Bu sırada adliyenin önündeki yaya yolunda yürüyen sivil vatandaşların C kapısı yönüne doğru koşmaya başladığı belirtilen yazıda, maktul Dilfiraz Karataş'ın saldırganlar tarafından açılan ateş sonucu sırt kısmından giren iki mermiyle yaralandığı ve hastanede hayatını kaybettiği kaydedildi.
Yazıda, adliyenin C kapısı önündeki nöbet kulübesine doğru gelen polis memurunu silahla ateş ederek kovalayan Yayla'nın, kulübedeki polislerin karşılık vermesi üzerine etkisiz hale getirildiği, ardından ateş eden Birkoç'u da görevli polislerin etkisiz hale getirdiği belirtildi.

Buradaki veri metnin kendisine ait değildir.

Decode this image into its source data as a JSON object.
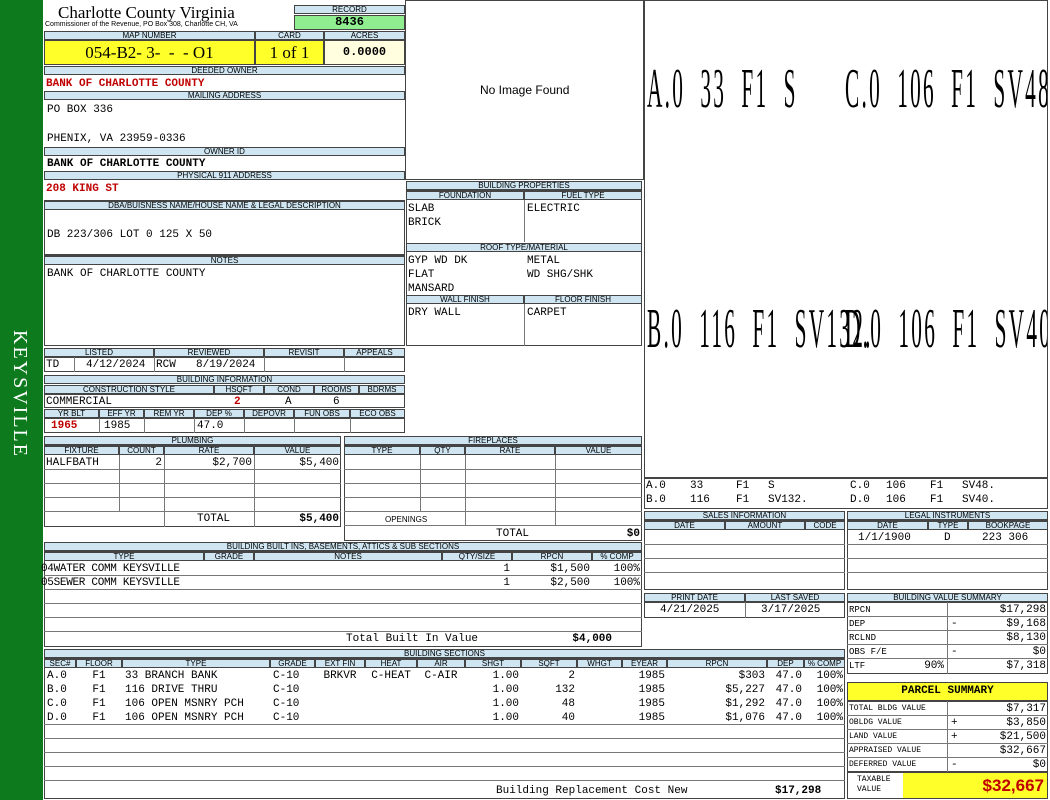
{
  "sidebar": {
    "label": "KEYSVILLE"
  },
  "header": {
    "county": "Charlotte County Virginia",
    "commissioner": "Commissioner of the Revenue, PO Box 308, Charlotte CH, VA",
    "record_label": "RECORD",
    "record": "8436",
    "map_label": "MAP NUMBER",
    "map": "054-B2- 3-  -  - O1",
    "card_label": "CARD",
    "card": "1 of 1",
    "acres_label": "ACRES",
    "acres": "0.0000"
  },
  "owner": {
    "deeded_label": "DEEDED OWNER",
    "deeded": "BANK OF CHARLOTTE COUNTY",
    "mailing_label": "MAILING ADDRESS",
    "addr1": "PO BOX 336",
    "addr2": "PHENIX, VA 23959-0336",
    "owner_id_label": "OWNER ID",
    "owner_id": "BANK OF CHARLOTTE COUNTY",
    "physical_label": "PHYSICAL 911 ADDRESS",
    "physical": "208 KING ST",
    "dba_label": "DBA/BUISNESS NAME/HOUSE NAME & LEGAL DESCRIPTION",
    "dba": "DB 223/306 LOT 0 125 X 50",
    "notes_label": "NOTES",
    "notes": "BANK OF CHARLOTTE COUNTY"
  },
  "image": {
    "text": "No Image Found"
  },
  "bprops": {
    "title": "BUILDING PROPERTIES",
    "foundation_label": "FOUNDATION",
    "fuel_label": "FUEL TYPE",
    "foundation": [
      "SLAB",
      "BRICK"
    ],
    "fuel": "ELECTRIC",
    "roof_label": "ROOF TYPE/MATERIAL",
    "roof_left": [
      "GYP WD DK",
      "FLAT",
      "MANSARD"
    ],
    "roof_right": [
      "METAL",
      "WD SHG/SHK"
    ],
    "wall_label": "WALL FINISH",
    "floor_label": "FLOOR FINISH",
    "wall": "DRY WALL",
    "floor": "CARPET"
  },
  "sketch": {
    "labels": [
      "A.0  33  F1  S",
      "C.0  106  F1  SV48.",
      "B.0  116  F1  SV132.",
      "D.0  106  F1  SV40."
    ],
    "legend": [
      {
        "code": "A.0",
        "area": "33",
        "floor": "F1",
        "sv": "S"
      },
      {
        "code": "C.0",
        "area": "106",
        "floor": "F1",
        "sv": "SV48."
      },
      {
        "code": "B.0",
        "area": "116",
        "floor": "F1",
        "sv": "SV132."
      },
      {
        "code": "D.0",
        "area": "106",
        "floor": "F1",
        "sv": "SV40."
      }
    ]
  },
  "listing": {
    "listed_label": "LISTED",
    "reviewed_label": "REVIEWED",
    "revisit_label": "REVISIT",
    "appeals_label": "APPEALS",
    "listed_by": "TD",
    "listed": "4/12/2024",
    "reviewed_by": "RCW",
    "reviewed": "8/19/2024"
  },
  "binfo": {
    "title": "BUILDING INFORMATION",
    "style_label": "CONSTRUCTION STYLE",
    "hsqft_label": "HSQFT",
    "cond_label": "COND",
    "rooms_label": "ROOMS",
    "bdrms_label": "BDRMS",
    "style": "COMMERCIAL",
    "hsqft": "2",
    "cond": "A",
    "rooms": "6",
    "yrblt_label": "YR BLT",
    "effyr_label": "EFF YR",
    "remyr_label": "REM YR",
    "dep_label": "DEP %",
    "depovr_label": "DEPOVR",
    "funobs_label": "FUN OBS",
    "ecoobs_label": "ECO OBS",
    "yrblt": "1965",
    "effyr": "1985",
    "dep": "47.0"
  },
  "plumbing": {
    "title": "PLUMBING",
    "headers": [
      "FIXTURE",
      "COUNT",
      "RATE",
      "VALUE"
    ],
    "rows": [
      {
        "fixture": "HALFBATH",
        "count": "2",
        "rate": "$2,700",
        "value": "$5,400"
      }
    ],
    "total_label": "TOTAL",
    "total": "$5,400"
  },
  "fireplaces": {
    "title": "FIREPLACES",
    "headers": [
      "TYPE",
      "QTY",
      "RATE",
      "VALUE"
    ],
    "openings_label": "OPENINGS",
    "total_label": "TOTAL",
    "total": "$0"
  },
  "builtins": {
    "title": "BUILDING BUILT INS, BASEMENTS, ATTICS & SUB SECTIONS",
    "headers": [
      "TYPE",
      "GRADE",
      "NOTES",
      "QTY/SIZE",
      "RPCN",
      "% COMP"
    ],
    "rows": [
      {
        "type": "04WATER COMM KEYSVILLE",
        "qty": "1",
        "rpcn": "$1,500",
        "comp": "100%"
      },
      {
        "type": "05SEWER COMM KEYSVILLE",
        "qty": "1",
        "rpcn": "$2,500",
        "comp": "100%"
      }
    ],
    "total_label": "Total Built In Value",
    "total": "$4,000"
  },
  "sales": {
    "title": "SALES INFORMATION",
    "headers": [
      "DATE",
      "AMOUNT",
      "CODE"
    ]
  },
  "legal": {
    "title": "LEGAL INSTRUMENTS",
    "headers": [
      "DATE",
      "TYPE",
      "BOOKPAGE"
    ],
    "rows": [
      {
        "date": "1/1/1900",
        "type": "D",
        "book": "223 306"
      }
    ]
  },
  "dates": {
    "print_label": "PRINT DATE",
    "saved_label": "LAST SAVED",
    "print": "4/21/2025",
    "saved": "3/17/2025"
  },
  "bvs": {
    "title": "BUILDING VALUE SUMMARY",
    "rows": [
      {
        "label": "RPCN",
        "sign": "",
        "pct": "",
        "value": "$17,298"
      },
      {
        "label": "DEP",
        "sign": "-",
        "pct": "",
        "value": "$9,168"
      },
      {
        "label": "RCLND",
        "sign": "",
        "pct": "",
        "value": "$8,130"
      },
      {
        "label": "OBS F/E",
        "sign": "-",
        "pct": "",
        "value": "$0"
      },
      {
        "label": "LTF",
        "sign": "",
        "pct": "90%",
        "value": "$7,318"
      }
    ]
  },
  "parcel": {
    "title": "PARCEL SUMMARY",
    "rows": [
      {
        "label": "TOTAL BLDG VALUE",
        "sign": "",
        "value": "$7,317"
      },
      {
        "label": "OBLDG VALUE",
        "sign": "+",
        "value": "$3,850"
      },
      {
        "label": "LAND VALUE",
        "sign": "+",
        "value": "$21,500"
      },
      {
        "label": "APPRAISED VALUE",
        "sign": "",
        "value": "$32,667"
      },
      {
        "label": "DEFERRED VALUE",
        "sign": "-",
        "value": "$0"
      }
    ],
    "taxable_label1": "TAXABLE",
    "taxable_label2": "VALUE",
    "taxable": "$32,667"
  },
  "sections": {
    "title": "BUILDING SECTIONS",
    "headers": [
      "SEC#",
      "FLOOR",
      "TYPE",
      "GRADE",
      "EXT FIN",
      "HEAT",
      "AIR",
      "SHGT",
      "SQFT",
      "WHGT",
      "EYEAR",
      "RPCN",
      "DEP",
      "% COMP"
    ],
    "rows": [
      {
        "sec": "A.0",
        "floor": "F1",
        "type": "33 BRANCH BANK",
        "grade": "C-10",
        "ext": "BRKVR",
        "heat": "C-HEAT",
        "air": "C-AIR",
        "shgt": "1.00",
        "sqft": "2",
        "eyear": "1985",
        "rpcn": "$303",
        "dep": "47.0",
        "comp": "100%"
      },
      {
        "sec": "B.0",
        "floor": "F1",
        "type": "116 DRIVE THRU",
        "grade": "C-10",
        "ext": "",
        "heat": "",
        "air": "",
        "shgt": "1.00",
        "sqft": "132",
        "eyear": "1985",
        "rpcn": "$5,227",
        "dep": "47.0",
        "comp": "100%"
      },
      {
        "sec": "C.0",
        "floor": "F1",
        "type": "106 OPEN MSNRY PCH",
        "grade": "C-10",
        "ext": "",
        "heat": "",
        "air": "",
        "shgt": "1.00",
        "sqft": "48",
        "eyear": "1985",
        "rpcn": "$1,292",
        "dep": "47.0",
        "comp": "100%"
      },
      {
        "sec": "D.0",
        "floor": "F1",
        "type": "106 OPEN MSNRY PCH",
        "grade": "C-10",
        "ext": "",
        "heat": "",
        "air": "",
        "shgt": "1.00",
        "sqft": "40",
        "eyear": "1985",
        "rpcn": "$1,076",
        "dep": "47.0",
        "comp": "100%"
      }
    ],
    "total_label": "Building Replacement Cost New",
    "total": "$17,298"
  },
  "colors": {
    "green": "#0e7a1e",
    "header_blue": "#cfe6f2",
    "yellow": "#ffff2a",
    "record_green": "#90ee90",
    "red": "#c00000"
  }
}
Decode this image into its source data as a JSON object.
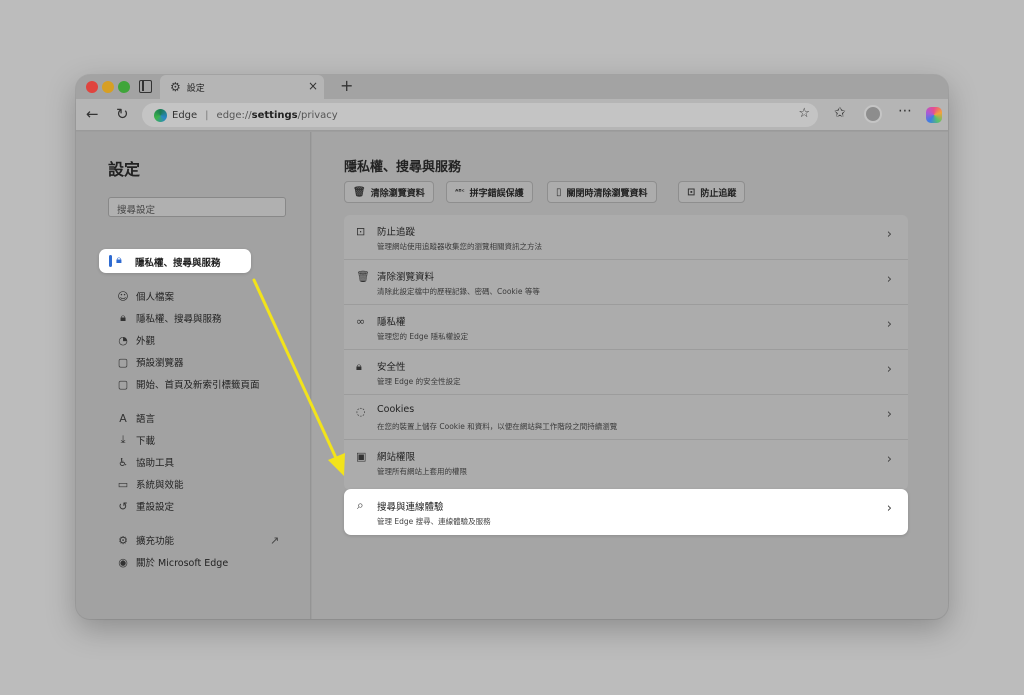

Saldırıda 1 sivil vatandaşın hayatını kaybettiği, 3 sivil ile 3 polis memurunun yaralandığı aktarılan yazıda, saldırganların üzerinden ele geçirilen örgütsel dokümanlara da yer verildi.
ÜZERLERİNDE ÇOK SAYIDA MÜHİMMAT BULUNDU
Yazıda, saldırının ardından yapılan aramada teröristlerin yanında, saldırıda kullandıkları 2 adet silah, turist hattı takılı 2 adet cep telefonu, çok sayıda plastik kelepçe, sahte bomba düzeneği, mermi, yedek şarjörler, falçata ve biber gazı bulunduğunun tespit edildiği bildirildi.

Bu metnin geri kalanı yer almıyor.